Comment piloter le réseau électrique en Allemagne ?
Avec la sortie du nucléaire décidée en 2002 (puis confirmée au lendemain de l’accident de Fukushima en 2011) et la fin du charbon annoncée pour 2038, cette configuration pose de véritables problèmes de sécurité du système électrique, qui inquiètent Berlin. Un premier enjeu est de couvrir les besoins en période de pointe alors que la disponibilité d’une large part des moyens de production n’est pas garantie. Pour mesurer la difficulté, on peut par exemple observer que la production éolienne terrestre du mois de février 2022, particulièrement venteux, atteint plus du double de celle de février 2021 ; à l’inverse, celle du mois d’août 2022 est 40% inférieure à l’année précédente. Un autre problème tient à la territorialisation de la production et de la consommation : les puissantes éoliennes de Mer du Nord sont éloignées des régions les plus consommatrices du Sud et de l’Ouest et le courant doit être transporté sur de longues distances.
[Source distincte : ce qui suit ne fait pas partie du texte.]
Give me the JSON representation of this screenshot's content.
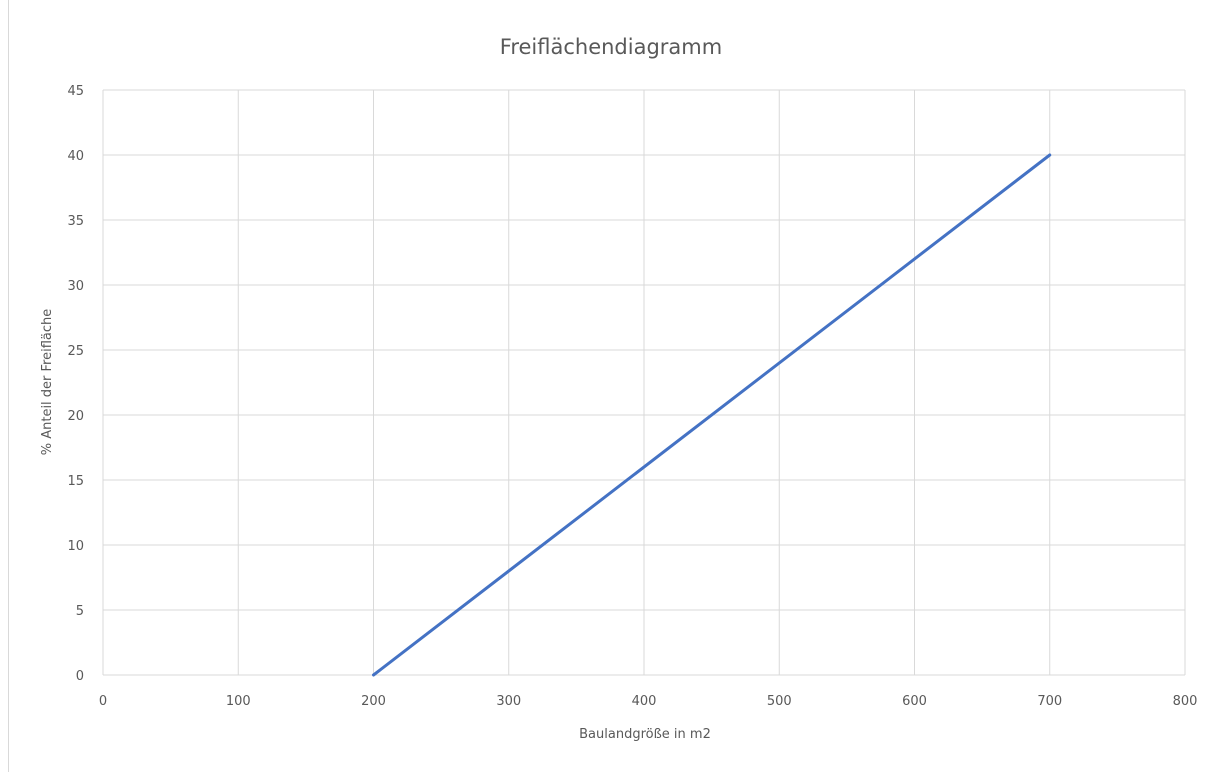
{
  "chart_data": {
    "type": "line",
    "title": "Freiflächendiagramm",
    "xlabel": "Baulandgröße in m2",
    "ylabel": "% Anteil der Freifläche",
    "xlim": [
      0,
      800
    ],
    "ylim": [
      0,
      45
    ],
    "x_ticks": [
      0,
      100,
      200,
      300,
      400,
      500,
      600,
      700,
      800
    ],
    "y_ticks": [
      0,
      5,
      10,
      15,
      20,
      25,
      30,
      35,
      40,
      45
    ],
    "grid": true,
    "legend": "none",
    "series": [
      {
        "color": "#4472c4",
        "x": [
          200,
          700
        ],
        "y": [
          0,
          40
        ]
      }
    ]
  }
}
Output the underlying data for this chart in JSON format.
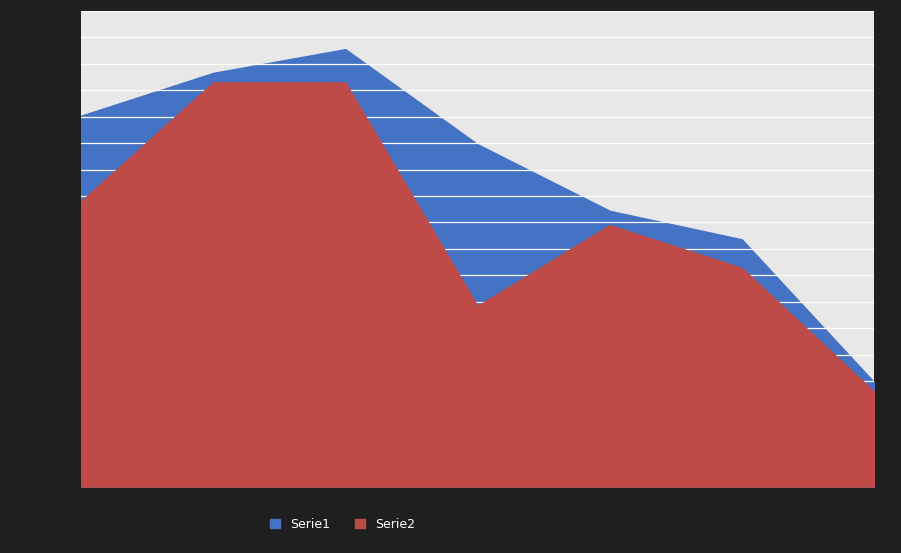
{
  "blue_y": [
    78,
    87,
    92,
    72,
    58,
    52,
    22
  ],
  "red_y": [
    60,
    85,
    85,
    38,
    55,
    46,
    20
  ],
  "x": [
    0,
    1,
    2,
    3,
    4,
    5,
    6
  ],
  "blue_color": "#4472C4",
  "red_color": "#BE4B48",
  "fig_bg_color": "#1F1F1F",
  "plot_bg_color": "#E8E8E8",
  "grid_color": "#FFFFFF",
  "legend_blue": "Serie1",
  "legend_red": "Serie2",
  "ylim": [
    0,
    100
  ],
  "xlim": [
    0,
    6
  ],
  "figsize": [
    9.01,
    5.53
  ],
  "dpi": 100,
  "n_gridlines": 18
}
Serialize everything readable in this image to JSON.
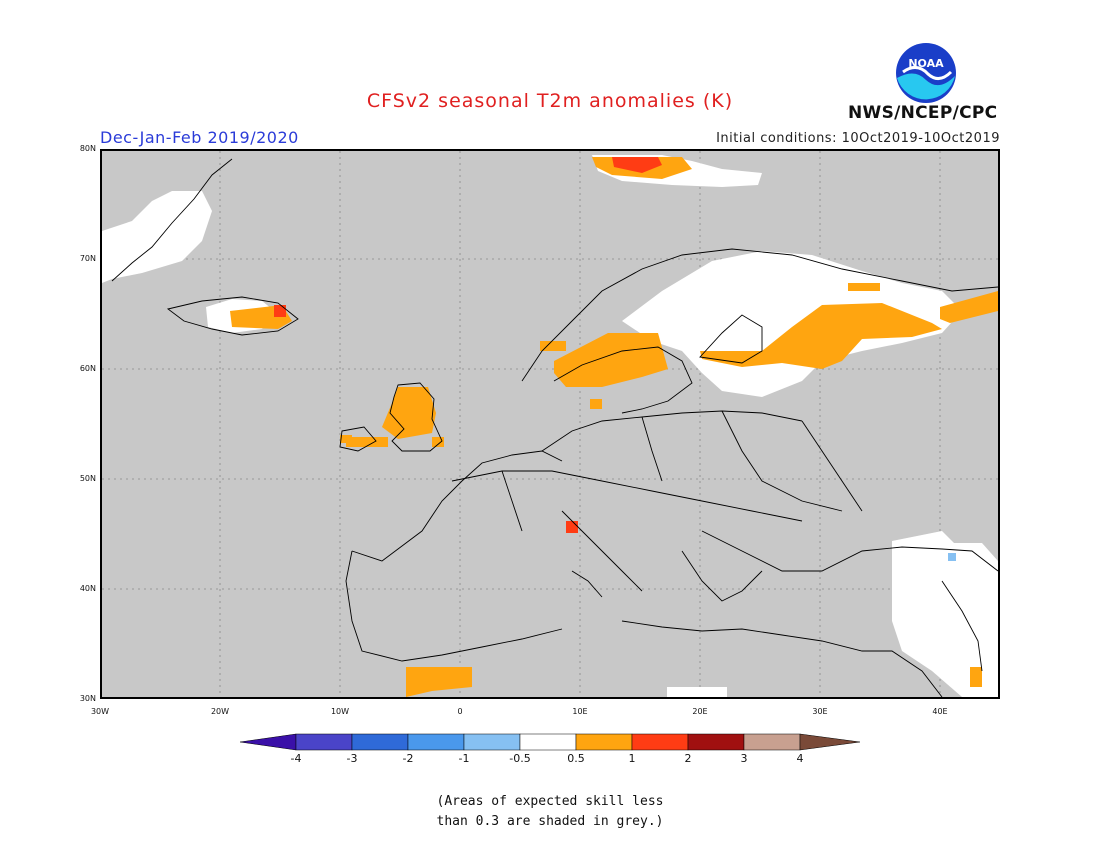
{
  "header": {
    "title": "CFSv2 seasonal T2m anomalies (K)",
    "season": "Dec-Jan-Feb 2019/2020",
    "initial_conditions": "Initial conditions: 10Oct2019-10Oct2019",
    "agency": "NWS/NCEP/CPC",
    "logo_text": "NOAA"
  },
  "axes": {
    "lat_labels": [
      "80N",
      "70N",
      "60N",
      "50N",
      "40N",
      "30N"
    ],
    "lon_labels": [
      "30W",
      "20W",
      "10W",
      "0",
      "10E",
      "20E",
      "30E",
      "40E"
    ]
  },
  "colorbar": {
    "labels": [
      "-4",
      "-3",
      "-2",
      "-1",
      "-0.5",
      "0.5",
      "1",
      "2",
      "3",
      "4"
    ],
    "colors": [
      "#3a10a8",
      "#4a44c8",
      "#2f6ad8",
      "#4a98ec",
      "#86c0f2",
      "#ffffff",
      "#ffa510",
      "#ff3c14",
      "#a01010",
      "#c8a090",
      "#7a4a38"
    ]
  },
  "footnote": {
    "line1": "(Areas of expected skill less",
    "line2": "than 0.3 are shaded in grey.)"
  },
  "map": {
    "background": "#c8c8c8",
    "anomaly_classes": [
      "0.5 to 1",
      "1 to 2",
      "-1 to -0.5",
      "-0.5 to 0.5"
    ]
  }
}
La transition énergétique est d’autant plus complexe à mettre en œuvre que les systèmes énergétiques allemands sont largement privatisés. Leader national, E.ON est l’une des plus puissantes entreprises mondiales de l’énergie, dont la valorisation boursière atteint presque 120 milliards d’euros. Moins internationalisé, le deuxième énergéticien du pays est le conglomérat RWE AG, qui pèse plus de 28 milliards d’euros. Quant à Energie Baden-Württemberg AG (EnBW), elle symbolise le modèle de l’entreprise « mixte » très prisé en Allemagne : majoritairement détenue par le Land du Bade-Wurtemberg, elle est néanmoins cotée en Bourse et obéit à une logique actionnariale. Malgré tout, « après 20 ans de libéralisation, on observe une tendance au retour à la propriété publique » relève Rolf Viegand, responsable fédéral du secteur de l’énergie au sein du syndicat Ver.di. « Ainsi, le réseau électrique de Berlin ou le réseau gazier de Hambourg sont revenus à une gestion municipale. »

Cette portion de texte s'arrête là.